You know that John Denver song that goes, “You fill up my senses … like a storm in the desert”? I’ve had that stuck in my head since 5 o’clock this morning, when I woke to the sound of rain and wind lashing against the walls.
There is nothing like a New Mexico thunderstorm. You can see storms coming for miles out here, but they still surprise you with their power: the abrupt shift in the air pressure, the stampede of tumbleweeds scurrying hell-for-leather across the landscape, the sudden rain that bursts out of a thunderhead all at once, as if the drops know they don’t belong here and are racing down in a frantic effort to reach the ground before someone catches them and sends them away. Best of all is the lightning — great crackling arcs that rend the sky and leap from point to point in bolts so bright and clear that they leave a sort of photographic negative behind your eyelids for the next five minutes, white darkening to blue and violet every time you blink.

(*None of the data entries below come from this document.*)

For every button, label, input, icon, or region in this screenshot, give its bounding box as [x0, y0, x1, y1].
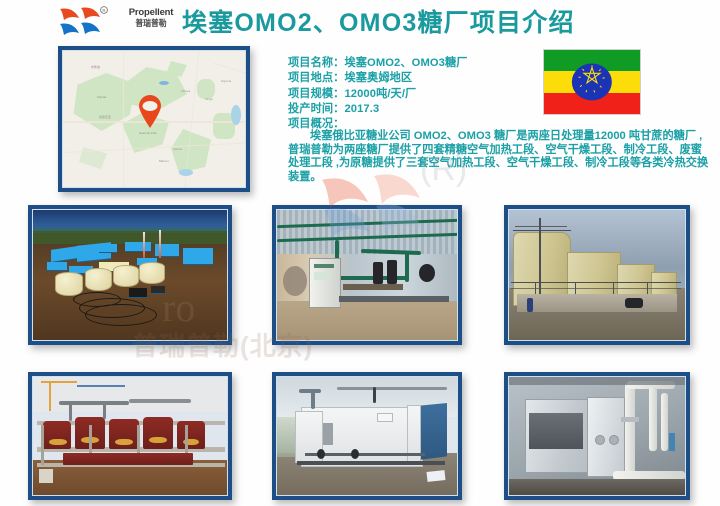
info-value: 2017.3: [344, 103, 379, 115]
map-frame-inner: 布隆迪 Mahale 坦桑尼亚 National Park Tabora Iri…: [62, 50, 246, 188]
photo-raw-sugar-storage-tanks: [504, 205, 690, 345]
info-sep: ：: [333, 118, 344, 130]
project-description: 埃塞俄比亚糖业公司 OMO2、OMO3 糖厂是两座日处理量12000 吨甘蔗的糖…: [288, 130, 713, 184]
info-label: 项目规模: [288, 88, 333, 100]
photo-aerial-sugar-plant: [28, 205, 232, 345]
photo-pump-skid-control-panel: [272, 205, 462, 345]
photo-vessel-installation-site: [28, 372, 232, 500]
project-location-map: 布隆迪 Mahale 坦桑尼亚 National Park Tabora Iri…: [63, 51, 245, 187]
info-sep: ：: [333, 57, 344, 69]
info-label: 项目地点: [288, 72, 333, 84]
brand-lockup: Propellent 普瑞普勒: [120, 8, 182, 29]
info-value: 埃塞奥姆地区: [344, 72, 412, 84]
info-sep: ：: [333, 103, 344, 115]
info-row: 项目地点：埃塞奥姆地区: [288, 71, 538, 86]
info-sep: ：: [333, 72, 344, 84]
photo-stainless-air-heater: [504, 372, 690, 500]
info-row: 项目规模：12000吨/天/厂: [288, 87, 538, 102]
flag-star-icon: [577, 65, 607, 100]
ethiopia-flag: [543, 49, 641, 115]
info-label: 项目概况: [288, 118, 333, 130]
info-value: 埃塞OMO2、OMO3糖厂: [344, 57, 467, 69]
photo-air-handling-unit-white: [272, 372, 462, 500]
page-header: R Propellent 普瑞普勒 埃塞OMO2、OMO3糖厂项目介绍: [0, 0, 720, 46]
info-value: 12000吨/天/厂: [344, 88, 416, 100]
page-title: 埃塞OMO2、OMO3糖厂项目介绍: [182, 3, 575, 39]
project-info-list: 项目名称：埃塞OMO2、OMO3糖厂 项目地点：埃塞奥姆地区 项目规模：1200…: [288, 56, 538, 132]
info-sep: ：: [333, 88, 344, 100]
propellent-wave-logo-icon: R: [56, 6, 110, 40]
map-pin-icon: [137, 95, 163, 129]
info-label: 投产时间: [288, 103, 333, 115]
registered-mark: R: [102, 8, 105, 13]
info-row: 投产时间：2017.3: [288, 102, 538, 117]
map-photo-frame: 布隆迪 Mahale 坦桑尼亚 National Park Tabora Iri…: [58, 46, 250, 192]
info-row: 项目名称：埃塞OMO2、OMO3糖厂: [288, 56, 538, 71]
info-label: 项目名称: [288, 57, 333, 69]
brand-name-cn: 普瑞普勒: [122, 19, 179, 29]
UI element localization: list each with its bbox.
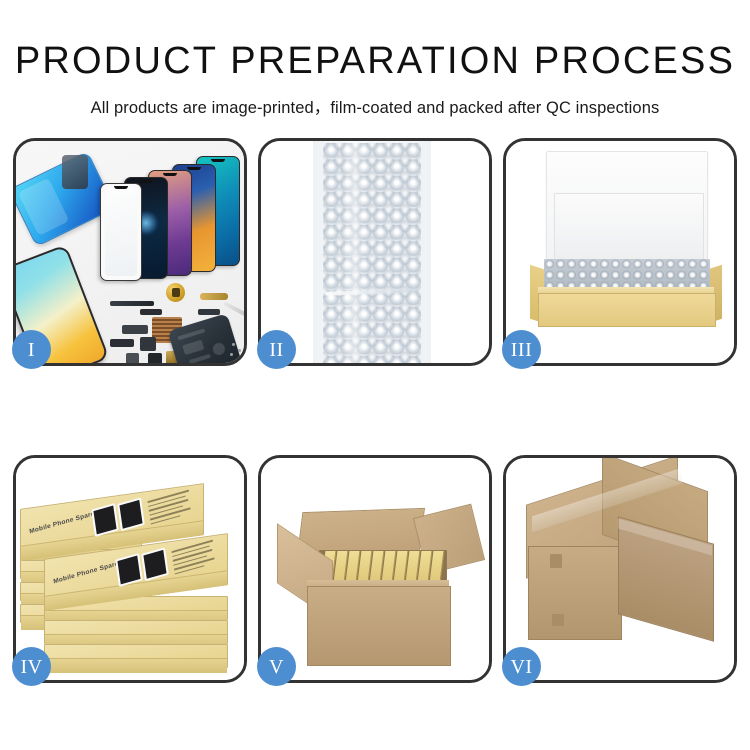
step-panel-6[interactable]: VI (503, 455, 737, 683)
step-badge-5: V (257, 647, 296, 686)
flex-cable-icon (122, 325, 148, 334)
gold-flex-cable-icon (200, 293, 228, 300)
phone-screen-glass-protector (100, 183, 142, 281)
step-badge-6: VI (502, 647, 541, 686)
connector-icon (110, 339, 134, 347)
screen-connector-icon (62, 155, 88, 189)
process-step-grid: I II (13, 138, 737, 683)
sim-tray-icon (126, 353, 139, 363)
box-front-panel-icon (538, 293, 716, 327)
speaker-module-icon (166, 283, 185, 302)
step-image-2 (261, 141, 489, 363)
page-title: PRODUCT PREPARATION PROCESS (0, 42, 750, 80)
screw-icon (232, 343, 235, 346)
step-image-1 (16, 141, 244, 363)
step-badge-4: IV (12, 647, 51, 686)
step-image-5 (261, 458, 489, 680)
retail-box-stack: Mobile Phone Spare Parts Mobile Phone Sp… (20, 474, 244, 674)
camera-module-icon (140, 337, 156, 351)
earpiece-mesh-icon (110, 301, 154, 306)
screw-icon (230, 353, 233, 356)
header: PRODUCT PREPARATION PROCESS All products… (0, 0, 750, 118)
step-image-3 (506, 141, 734, 363)
retail-box (44, 620, 228, 644)
step-badge-1: I (12, 330, 51, 369)
retail-box (44, 644, 228, 668)
step-panel-4[interactable]: Mobile Phone Spare Parts Mobile Phone Sp… (13, 455, 247, 683)
carton-body (307, 586, 451, 666)
step-panel-3[interactable]: III (503, 138, 737, 366)
power-button-flex-icon (140, 309, 162, 315)
step-image-4: Mobile Phone Spare Parts Mobile Phone Sp… (16, 458, 244, 680)
sealed-carton-front (528, 546, 622, 640)
carton-hand-hole (552, 614, 564, 626)
bubble-wrap-pouch-icon (313, 141, 431, 363)
step-badge-2: II (257, 330, 296, 369)
volume-button-flex-icon (198, 309, 220, 315)
page-subtitle: All products are image-printed，film-coat… (0, 94, 750, 118)
phone-screen-fan (100, 155, 244, 280)
vibrator-motor-icon (148, 353, 162, 363)
step-panel-2[interactable]: II (258, 138, 492, 366)
carton-hand-hole (550, 554, 562, 568)
box-lid-front-icon (554, 193, 704, 267)
step-badge-3: III (502, 330, 541, 369)
pouch-sheen (343, 141, 365, 363)
bubble-pattern (323, 143, 421, 363)
screw-icon (238, 349, 241, 352)
spare-parts-group (104, 281, 244, 363)
product-preparation-page: PRODUCT PREPARATION PROCESS All products… (0, 0, 750, 750)
step-panel-1[interactable]: I (13, 138, 247, 366)
step-image-6 (506, 458, 734, 680)
step-panel-5[interactable]: V (258, 455, 492, 683)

It’s stormed off and on all day in Coldwater, letting up just twice: once around noon, when the rain slowed and the sun came out long enough to project a double rainbow bright as neon onto the vast, open sky, and again just before 8 o’clock this evening, when a break in the clouds allowed a dazzling sunset to set a receding cloudbank on fire for a few glorious minutes.
I’ve spent most of the day hanging sheets and towels from the makeshift clotheslines that bisect the lobby, pouring mugs of coffee and hot chocolate for road-weary travelers, and wishing Grant were here, curled up on the couch next to me, sipping a macchiato and watching the rain draw sideways Morse-code signals down the front window.